Un médecin généraliste a été agressé mardi 30 janvier 2024 dans son cabinet à Audincourt (Doubs). C'est la troisième fois qu'il subit des violences depuis son installation en 2021. Il dénonce l'agressivité grandissante des patients quand il leur refuse des prescriptions ou des arrêts de travail.
Son cabinet est fermé jusqu'à nouvel ordre. Installé depuis 2021 dans le quartier des Forges à Audincourt (Doubs), le Dr Baris Cecen a été violemment agressé mardi 30 janvier 2024. Ce jour-là, une jeune femme se présente en retard à un rendez-vous. Elle est accompagnée de son beau-père. La secrétaire médicale propose de décaler la consultation afin de ne pas pénaliser les autres patients. Le ton monte. Alerté par le bruit, le jeune médecin s’interpose.
"C'est là qu'il m'a attrapé par le bras, qu'il m'a fait tomber sur le sol et qu'il est tombé avec moi, raconte le médecin généraliste à France 3 Franche-Comté. C'est un petit monsieur qui avait l'air plutôt sympathique initialement. Enfin, quand on le voit comme ça dans la rue, on ne se dit pas que c'est un patient qui va venir agresser un médecin."
Blessé à la hanche et au genou
Les policiers arrivent peu après et parviennent à calmer l’assaillant âgé de 68 ans. Résultat : une blessure à la hanche, une autre au genou et neuf jours d’Interruption temporaire de travail (ITT) pour le praticien. Depuis un an et demi qu'il a posé sa plaque ici, ce médecin a subi deux autres agressions. La première, de la part d'un patient qui était à la recherche d’un substitut narcotique. La seconde de la part d'une personne qui se trouvait dans l'incapacité de régler la consultation.
Le fait qu'il y ait de moins en moins de généralistes installés, que cela devient compliqué d'obtenir un rendez-vous le jour même pour une urgence, que cela devient compliqué tout simplement de trouver un médecin traitant, je pense que tout ça fait que les tensions augmentent un peu et que les gens n'acceptent pas qu'on leur refuse des choses.
Baris Cecen, médecin généraliste à Audincourt (Doubs).
Choqué, Baris Cecen s'interroge aujourd'hui sur son avenir.

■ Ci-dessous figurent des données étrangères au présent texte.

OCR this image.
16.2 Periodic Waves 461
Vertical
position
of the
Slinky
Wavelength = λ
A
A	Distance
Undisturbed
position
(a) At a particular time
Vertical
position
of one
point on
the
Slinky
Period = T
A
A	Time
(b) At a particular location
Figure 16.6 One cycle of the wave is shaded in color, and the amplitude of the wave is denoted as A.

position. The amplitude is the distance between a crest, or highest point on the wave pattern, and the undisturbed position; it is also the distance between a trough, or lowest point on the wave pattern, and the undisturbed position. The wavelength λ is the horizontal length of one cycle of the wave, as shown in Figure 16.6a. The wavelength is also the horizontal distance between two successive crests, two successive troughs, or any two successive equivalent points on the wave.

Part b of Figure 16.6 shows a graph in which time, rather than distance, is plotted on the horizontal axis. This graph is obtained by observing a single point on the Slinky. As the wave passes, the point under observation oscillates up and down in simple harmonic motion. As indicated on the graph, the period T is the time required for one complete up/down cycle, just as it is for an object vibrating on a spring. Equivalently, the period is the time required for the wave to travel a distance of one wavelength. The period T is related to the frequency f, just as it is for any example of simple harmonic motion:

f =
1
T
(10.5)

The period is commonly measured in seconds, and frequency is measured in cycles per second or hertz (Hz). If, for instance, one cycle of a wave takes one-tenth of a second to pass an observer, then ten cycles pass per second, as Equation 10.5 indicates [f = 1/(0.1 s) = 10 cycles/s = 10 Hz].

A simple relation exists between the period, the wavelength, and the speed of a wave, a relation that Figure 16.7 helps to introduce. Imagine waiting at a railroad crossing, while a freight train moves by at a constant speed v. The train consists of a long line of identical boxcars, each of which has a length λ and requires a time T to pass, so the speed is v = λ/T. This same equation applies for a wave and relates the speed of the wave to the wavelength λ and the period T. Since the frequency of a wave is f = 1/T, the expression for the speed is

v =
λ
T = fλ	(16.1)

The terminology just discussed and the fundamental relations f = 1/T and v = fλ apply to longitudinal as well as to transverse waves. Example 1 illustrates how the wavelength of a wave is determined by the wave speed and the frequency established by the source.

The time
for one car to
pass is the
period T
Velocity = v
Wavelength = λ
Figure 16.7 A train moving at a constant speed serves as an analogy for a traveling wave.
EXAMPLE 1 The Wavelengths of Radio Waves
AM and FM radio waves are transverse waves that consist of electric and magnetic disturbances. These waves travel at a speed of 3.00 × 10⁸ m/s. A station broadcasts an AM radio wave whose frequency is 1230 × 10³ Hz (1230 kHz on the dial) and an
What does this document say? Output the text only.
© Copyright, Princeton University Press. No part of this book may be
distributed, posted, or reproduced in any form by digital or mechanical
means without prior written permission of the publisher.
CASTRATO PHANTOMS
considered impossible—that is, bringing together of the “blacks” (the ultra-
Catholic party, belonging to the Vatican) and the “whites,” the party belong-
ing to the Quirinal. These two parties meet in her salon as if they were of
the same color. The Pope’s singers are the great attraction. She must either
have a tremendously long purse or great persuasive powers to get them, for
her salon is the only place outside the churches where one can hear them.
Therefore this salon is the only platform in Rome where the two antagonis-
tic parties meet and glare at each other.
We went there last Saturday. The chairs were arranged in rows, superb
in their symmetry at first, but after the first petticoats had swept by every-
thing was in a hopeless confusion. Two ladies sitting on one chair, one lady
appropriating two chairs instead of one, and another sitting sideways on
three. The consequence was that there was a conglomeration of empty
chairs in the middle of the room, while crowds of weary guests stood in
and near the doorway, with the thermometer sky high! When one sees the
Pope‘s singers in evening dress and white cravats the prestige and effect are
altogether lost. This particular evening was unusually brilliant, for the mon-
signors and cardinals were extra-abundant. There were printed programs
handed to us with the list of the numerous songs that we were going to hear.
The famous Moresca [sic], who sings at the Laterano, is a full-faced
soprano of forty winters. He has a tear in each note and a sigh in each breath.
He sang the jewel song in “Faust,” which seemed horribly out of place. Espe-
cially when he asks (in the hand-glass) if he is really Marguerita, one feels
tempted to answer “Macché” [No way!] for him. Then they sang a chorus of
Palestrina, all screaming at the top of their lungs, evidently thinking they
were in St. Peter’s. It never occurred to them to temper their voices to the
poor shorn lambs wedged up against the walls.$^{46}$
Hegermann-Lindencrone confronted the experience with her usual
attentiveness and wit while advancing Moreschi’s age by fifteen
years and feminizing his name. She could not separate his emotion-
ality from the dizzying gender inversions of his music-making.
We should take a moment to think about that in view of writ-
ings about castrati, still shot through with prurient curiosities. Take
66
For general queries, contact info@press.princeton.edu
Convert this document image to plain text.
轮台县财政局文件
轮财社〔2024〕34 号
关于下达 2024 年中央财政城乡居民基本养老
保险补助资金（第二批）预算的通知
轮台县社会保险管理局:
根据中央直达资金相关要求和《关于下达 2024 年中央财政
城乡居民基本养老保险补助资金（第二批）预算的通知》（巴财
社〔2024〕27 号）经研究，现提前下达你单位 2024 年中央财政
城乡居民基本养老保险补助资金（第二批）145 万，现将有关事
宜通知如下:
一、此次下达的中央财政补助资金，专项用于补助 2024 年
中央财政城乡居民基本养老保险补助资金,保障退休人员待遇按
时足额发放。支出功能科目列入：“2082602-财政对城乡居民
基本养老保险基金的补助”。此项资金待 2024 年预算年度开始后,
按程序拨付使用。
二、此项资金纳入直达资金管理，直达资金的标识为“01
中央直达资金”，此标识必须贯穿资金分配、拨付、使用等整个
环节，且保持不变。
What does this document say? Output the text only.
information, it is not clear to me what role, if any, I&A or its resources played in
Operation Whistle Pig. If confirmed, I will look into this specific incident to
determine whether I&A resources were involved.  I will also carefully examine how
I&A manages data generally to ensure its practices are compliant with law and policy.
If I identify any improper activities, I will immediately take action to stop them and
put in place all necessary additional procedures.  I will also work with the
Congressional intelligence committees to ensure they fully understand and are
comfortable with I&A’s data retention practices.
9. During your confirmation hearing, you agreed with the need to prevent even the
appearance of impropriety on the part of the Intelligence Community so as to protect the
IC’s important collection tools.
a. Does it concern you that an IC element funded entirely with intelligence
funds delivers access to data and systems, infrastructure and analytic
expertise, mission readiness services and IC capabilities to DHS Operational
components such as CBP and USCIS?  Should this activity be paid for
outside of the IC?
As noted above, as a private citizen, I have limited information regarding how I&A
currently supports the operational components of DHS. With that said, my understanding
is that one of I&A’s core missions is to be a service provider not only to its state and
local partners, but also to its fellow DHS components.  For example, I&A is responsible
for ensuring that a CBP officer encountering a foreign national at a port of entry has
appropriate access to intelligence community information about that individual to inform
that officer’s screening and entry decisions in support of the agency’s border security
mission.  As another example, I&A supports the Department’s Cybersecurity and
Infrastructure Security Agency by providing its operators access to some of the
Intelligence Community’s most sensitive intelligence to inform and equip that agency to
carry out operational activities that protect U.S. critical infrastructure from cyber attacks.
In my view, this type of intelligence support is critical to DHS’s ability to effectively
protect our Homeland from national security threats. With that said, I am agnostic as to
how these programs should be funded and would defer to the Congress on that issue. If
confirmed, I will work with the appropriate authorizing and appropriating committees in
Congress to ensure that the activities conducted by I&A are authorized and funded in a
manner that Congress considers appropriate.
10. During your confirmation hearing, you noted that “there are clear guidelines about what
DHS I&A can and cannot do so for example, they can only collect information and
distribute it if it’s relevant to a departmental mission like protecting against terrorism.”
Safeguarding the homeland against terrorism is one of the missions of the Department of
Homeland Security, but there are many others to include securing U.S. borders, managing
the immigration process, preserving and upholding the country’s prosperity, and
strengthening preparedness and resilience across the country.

Diplômé en médecine esthétique et en pédiatrie, le praticien réfléchit à se spécialiser pour ne plus être confronté au grand public. "Se lever le matin avec la boule au ventre parce qu'on va au boulot, après toutes les études qu'on a faites, après tout ce qu'on a donné, confie-t-il, c'est vrai que ça fait se poser des questions quand même."
Son cas n'est pas isolé. Ce jeudi 1er février dans l'après-midi, un médecin du cabinet SOS Médecins d'Auxerre (Yonne) a été agressé verbalement dans ses locaux, en pleine consultation. L'agresseur a été interpellé par la police. Il s'agit de la deuxième agression en deux mois dans ce cabinet. Le 15 décembre dernier, un praticien avait déjà été frappé en pleine consultation dans ces mêmes locaux par le conjoint d'une patiente. Les coups reçus lui ont valu dix jours d'arrêt de travail. Il a déposé plainte
Explosion des violences contre les médecins
Il y a quelques mois, l’Ordre national des médecins s’alarmait d’une hausse très importante du nombre d’agressions à l’encontre des praticiens, +23% en l’espace d’un an. La région et le département du Doubs ne sont pas épargnés, comme le confirme Gilles Robert, le président de l'Ordre des médecins du Doubs.
Ces agressions sont de plus en plus fréquentes., c'est vrai. Ce même mardi 30 janvier, c'est la secrétaire médicale d'un ophtalmologue de Besançon qui a été agressée verbalement et menacée. Un autre praticien bisontin a même fait appel à un agent de sécurité pour se protéger.
Gilles Robert, président du Conseil de l'ordre des médecins du Doubs.
Des violences qui concernent tous les personnels soignants, médecins, kinésithérapeutes, infirmières ou sages-femmes. "Et même dans le cadre hospitalier", précise Gilles Robert.
Un observatoire de la sécurité a été créé par le Conseil national de l'Ordre des médecins en 2002. Il publie chaque année depuis une enquête qui recense les violences faites aux médecins à partir des déclarations adressées par les médecins à leur conseil départemental. 75% des incidents seraient directement liés à l’acte médical. "Ils sont d’abord le fait du patient ou de son entourage, précise l'Ordre. La plupart portent sur le retard dans la consultation ou le rendez-vous, le refus par le médecin de délivrer un document ou un dossier attendu par un patient, le reproche d’un patient quant à la consultation ou l’acte."
Pour mémoire, les violences physiques et verbales à l'encontre du personnel soignant sont aujourd'hui punies de trois ans d'emprisonnement et de 45 000 euros d'amende.